What's All the Buzz About Green Coffee?

There are some reasons you may want to try drinking coffee that hasn't been roasted.

green unroasted coffee

Green coffee is a buzzword often seen on social media and coffee ads, but what is it exactly? For the coffee industry, green coffee is the origin of all brews, but at home, it's rare consumers stumble on this unroasted type of coffee.

How Coffee Is Processed

"Green coffee is the prepared seed of the fruit from the coffee tree," explains Chris Miller, director of coffee at La Colombe Coffee Roasters. "The cherries of the tree are picked, often by hand, processed at their country of origin, and then exported to roasters throughout the world." The cherries, which hold the beans inside, are sometimes dried as cascara, which can be used to steep teas, or just composted.

The green coffee processing involves the harvested coffee being sorted, de-pulped, washed, dried, hulled, graded, and then exported to roasters across the world. "Once this coffee is prepared, it generally has a greenish hue to it, which leads to the seeds being called green coffee," Miller says. The "green" term has nothing to do with environmentalism, it is just the literal color of the coffee bean itself.

When coffee roasters receive these processed coffee cherries, or coffee beans, they're roasted until they reach a dark brown hue. Coffee comes from two different species of trees, Arabica and Robusta, each with their own distinct characteristics in flavor, and green coffee comes from both. Green coffee is more expensive to ship than roasted coffee, which is dryer and contains less moisture—so while high-end roasteries will only source green coffee, other coffee brands will want to save on shipping weight by purchasing pre-roasted coffee from wholesalers. Roasted coffee beans can also be imported directly.

"Green coffee, in and of itself, isn't edible," Miller says. "Once the coffee is roasted and the cellular walls break down is when the green coffee becomes brittle and is able to be ground for brewing." The roasting process can bring out notes of chocolate, fruits, citrus, nuts, sugars, spices, grains, and many more flavors. Green coffee won't have that typical coffee flavor, or scent, because it's unroasted. Those who get their hands on green coffee can also try their hand at roasting the raw beans, either in a pan on the stovetop or in the oven. It's a fun process to see how coffee goes from green coffee to the coffee we know and love.

Caffeine Content

Roasting dehydrates and shrinks coffee beans, meaning beans will have a higher content of caffeine for their volume—grinding 2 tablespoons of roasted beans to brew versus 2 tablespoons of green coffee will result in a more caffeinated beverage for the roasted beans. Medium roast coffee has been found to have the highest caffeine content (203.63 milligrams per liter), while green coffee has about 166.72 milligrams per liter. However, some people may enjoy drinking green coffee made with a higher ratio of green beans to water, which creates a more caffeinated drink, thanks to the amount of beans used. Ground or crushed green coffee beans can also be used to make a strong cold brew, to be enjoyed on its own or stirred into traditional cold brew coffee.
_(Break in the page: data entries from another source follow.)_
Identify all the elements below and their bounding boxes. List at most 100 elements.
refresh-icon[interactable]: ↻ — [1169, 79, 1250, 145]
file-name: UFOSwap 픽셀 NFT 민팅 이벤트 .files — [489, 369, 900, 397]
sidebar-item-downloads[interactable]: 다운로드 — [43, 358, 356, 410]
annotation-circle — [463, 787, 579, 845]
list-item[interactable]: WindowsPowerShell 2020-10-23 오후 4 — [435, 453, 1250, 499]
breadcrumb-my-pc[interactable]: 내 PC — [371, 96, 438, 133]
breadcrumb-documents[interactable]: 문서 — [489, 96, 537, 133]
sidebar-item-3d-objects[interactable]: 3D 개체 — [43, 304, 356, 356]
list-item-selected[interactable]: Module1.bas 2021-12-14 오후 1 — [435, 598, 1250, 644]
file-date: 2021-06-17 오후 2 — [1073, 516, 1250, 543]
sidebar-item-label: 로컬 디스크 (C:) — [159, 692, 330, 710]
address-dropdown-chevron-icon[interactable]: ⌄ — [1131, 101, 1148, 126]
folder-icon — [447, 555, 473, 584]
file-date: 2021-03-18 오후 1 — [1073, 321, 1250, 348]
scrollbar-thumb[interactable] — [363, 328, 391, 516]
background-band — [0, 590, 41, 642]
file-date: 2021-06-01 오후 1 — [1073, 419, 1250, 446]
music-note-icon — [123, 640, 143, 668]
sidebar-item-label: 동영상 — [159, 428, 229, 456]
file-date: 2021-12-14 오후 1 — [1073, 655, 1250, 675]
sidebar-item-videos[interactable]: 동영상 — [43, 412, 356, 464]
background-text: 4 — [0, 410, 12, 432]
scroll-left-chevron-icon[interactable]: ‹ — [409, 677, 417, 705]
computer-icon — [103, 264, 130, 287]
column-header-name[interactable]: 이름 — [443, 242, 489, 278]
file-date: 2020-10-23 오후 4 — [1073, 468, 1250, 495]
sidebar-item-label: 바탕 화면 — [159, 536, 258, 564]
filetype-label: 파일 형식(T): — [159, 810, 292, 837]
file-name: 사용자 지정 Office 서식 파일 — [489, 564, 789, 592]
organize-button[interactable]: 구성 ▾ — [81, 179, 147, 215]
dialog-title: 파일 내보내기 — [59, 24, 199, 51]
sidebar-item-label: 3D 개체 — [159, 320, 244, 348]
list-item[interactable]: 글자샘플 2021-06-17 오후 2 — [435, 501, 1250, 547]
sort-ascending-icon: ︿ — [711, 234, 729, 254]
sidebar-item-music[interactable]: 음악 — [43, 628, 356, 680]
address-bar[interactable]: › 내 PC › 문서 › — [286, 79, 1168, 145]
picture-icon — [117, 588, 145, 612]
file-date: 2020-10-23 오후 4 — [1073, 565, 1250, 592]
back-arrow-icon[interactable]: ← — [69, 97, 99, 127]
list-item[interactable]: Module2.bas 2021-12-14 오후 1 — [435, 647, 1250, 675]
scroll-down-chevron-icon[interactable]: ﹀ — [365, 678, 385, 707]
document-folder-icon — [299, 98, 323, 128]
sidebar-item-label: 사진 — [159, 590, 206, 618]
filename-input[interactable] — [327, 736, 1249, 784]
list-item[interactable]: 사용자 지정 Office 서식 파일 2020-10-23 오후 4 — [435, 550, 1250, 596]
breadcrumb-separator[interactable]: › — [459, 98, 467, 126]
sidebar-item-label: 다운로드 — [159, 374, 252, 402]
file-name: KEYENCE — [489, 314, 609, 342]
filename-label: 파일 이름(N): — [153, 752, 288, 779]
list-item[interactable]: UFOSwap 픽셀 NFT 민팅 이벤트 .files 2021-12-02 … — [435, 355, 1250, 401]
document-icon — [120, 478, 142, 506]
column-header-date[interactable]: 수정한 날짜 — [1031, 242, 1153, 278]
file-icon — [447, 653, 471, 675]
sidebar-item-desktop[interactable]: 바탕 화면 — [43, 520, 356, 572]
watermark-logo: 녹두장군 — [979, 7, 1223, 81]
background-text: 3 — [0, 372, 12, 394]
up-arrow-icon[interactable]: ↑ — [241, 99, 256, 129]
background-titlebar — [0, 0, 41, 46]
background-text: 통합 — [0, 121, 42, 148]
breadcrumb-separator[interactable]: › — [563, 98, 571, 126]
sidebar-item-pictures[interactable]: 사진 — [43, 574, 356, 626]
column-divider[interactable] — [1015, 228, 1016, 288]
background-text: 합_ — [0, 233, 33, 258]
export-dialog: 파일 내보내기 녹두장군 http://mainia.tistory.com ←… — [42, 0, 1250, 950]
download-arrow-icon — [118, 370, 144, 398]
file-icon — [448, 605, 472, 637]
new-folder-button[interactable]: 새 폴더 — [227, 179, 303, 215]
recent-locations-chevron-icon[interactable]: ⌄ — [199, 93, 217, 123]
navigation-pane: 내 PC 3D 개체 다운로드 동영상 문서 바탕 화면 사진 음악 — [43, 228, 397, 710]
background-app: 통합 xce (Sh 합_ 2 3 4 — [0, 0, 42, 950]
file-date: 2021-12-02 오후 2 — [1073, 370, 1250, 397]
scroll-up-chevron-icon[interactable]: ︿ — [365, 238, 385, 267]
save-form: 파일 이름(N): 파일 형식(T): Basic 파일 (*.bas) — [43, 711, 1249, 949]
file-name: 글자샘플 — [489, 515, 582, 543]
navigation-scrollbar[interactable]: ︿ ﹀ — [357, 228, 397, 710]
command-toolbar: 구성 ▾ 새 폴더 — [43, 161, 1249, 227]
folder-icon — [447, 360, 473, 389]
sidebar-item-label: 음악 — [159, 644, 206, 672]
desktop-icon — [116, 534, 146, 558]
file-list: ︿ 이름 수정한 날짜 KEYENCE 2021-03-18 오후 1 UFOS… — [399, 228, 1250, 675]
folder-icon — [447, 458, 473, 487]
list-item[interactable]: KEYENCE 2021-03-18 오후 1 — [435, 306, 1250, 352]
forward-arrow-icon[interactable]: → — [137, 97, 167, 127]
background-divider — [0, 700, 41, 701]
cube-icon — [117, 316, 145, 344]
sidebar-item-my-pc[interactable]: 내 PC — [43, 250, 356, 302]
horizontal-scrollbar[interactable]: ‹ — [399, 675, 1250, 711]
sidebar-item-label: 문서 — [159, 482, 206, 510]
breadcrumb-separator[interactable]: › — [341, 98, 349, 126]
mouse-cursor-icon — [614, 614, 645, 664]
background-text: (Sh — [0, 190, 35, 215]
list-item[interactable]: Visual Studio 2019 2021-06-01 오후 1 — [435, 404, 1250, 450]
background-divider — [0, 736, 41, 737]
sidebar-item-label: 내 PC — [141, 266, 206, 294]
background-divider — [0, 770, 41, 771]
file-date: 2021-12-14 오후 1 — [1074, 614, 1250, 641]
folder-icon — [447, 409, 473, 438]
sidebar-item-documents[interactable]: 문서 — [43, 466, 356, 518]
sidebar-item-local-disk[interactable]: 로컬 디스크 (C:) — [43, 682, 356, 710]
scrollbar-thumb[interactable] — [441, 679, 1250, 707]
Why Choose Unroasted Coffee?

Many people are partial to raw, unroasted green coffee beans, which taste grassy and more like a mild green or herbal tea than like roasted coffee. And much like other raw produce, green coffee contains nutrients that are lost in the cooking process. Green coffee is renowned for having the highest content of chlorogenic acid, at 543.23 milligrams per liter. Chlorogenic acid is a potent antioxident that can also be found in raw apples, artichokes, carrots, grapes (including some wines!), pears, plums, and several other types of produce.

How to Make Green Coffee at Home

Green coffee can be purchased directly from specialty roasteries and online. The beans typically stay fresh for up to a year, stored in a closed container in a cool, dark place. Note that some green coffees may have been harvested months before they ship, which can affect the freshness.

To brew a cup of green coffee, start by grinding the beans to your desired coarseness. They are notoriously more difficult to grind, so a hand grinder or strong electric burr grinder may be necessary. Anything less than professional grade may break—if you don't think your grinder could grind an uncooked, unsoaked black bean, don't use it. A mortar and pestle can also get the job done in crushing green coffee. Some people prefer to soak their green coffee beans in water overnight to soften them up, similar to how dry beans are soaked before cooking.

Green coffee beans also take longer to extract flavor from, so you'll want to brew them using a French press. Add hot water, steep for about 10 minutes and plunge down the strainer to separate. The liquid will be light brown, like tea. Taste and adjust your bean, water, time ratio as desired.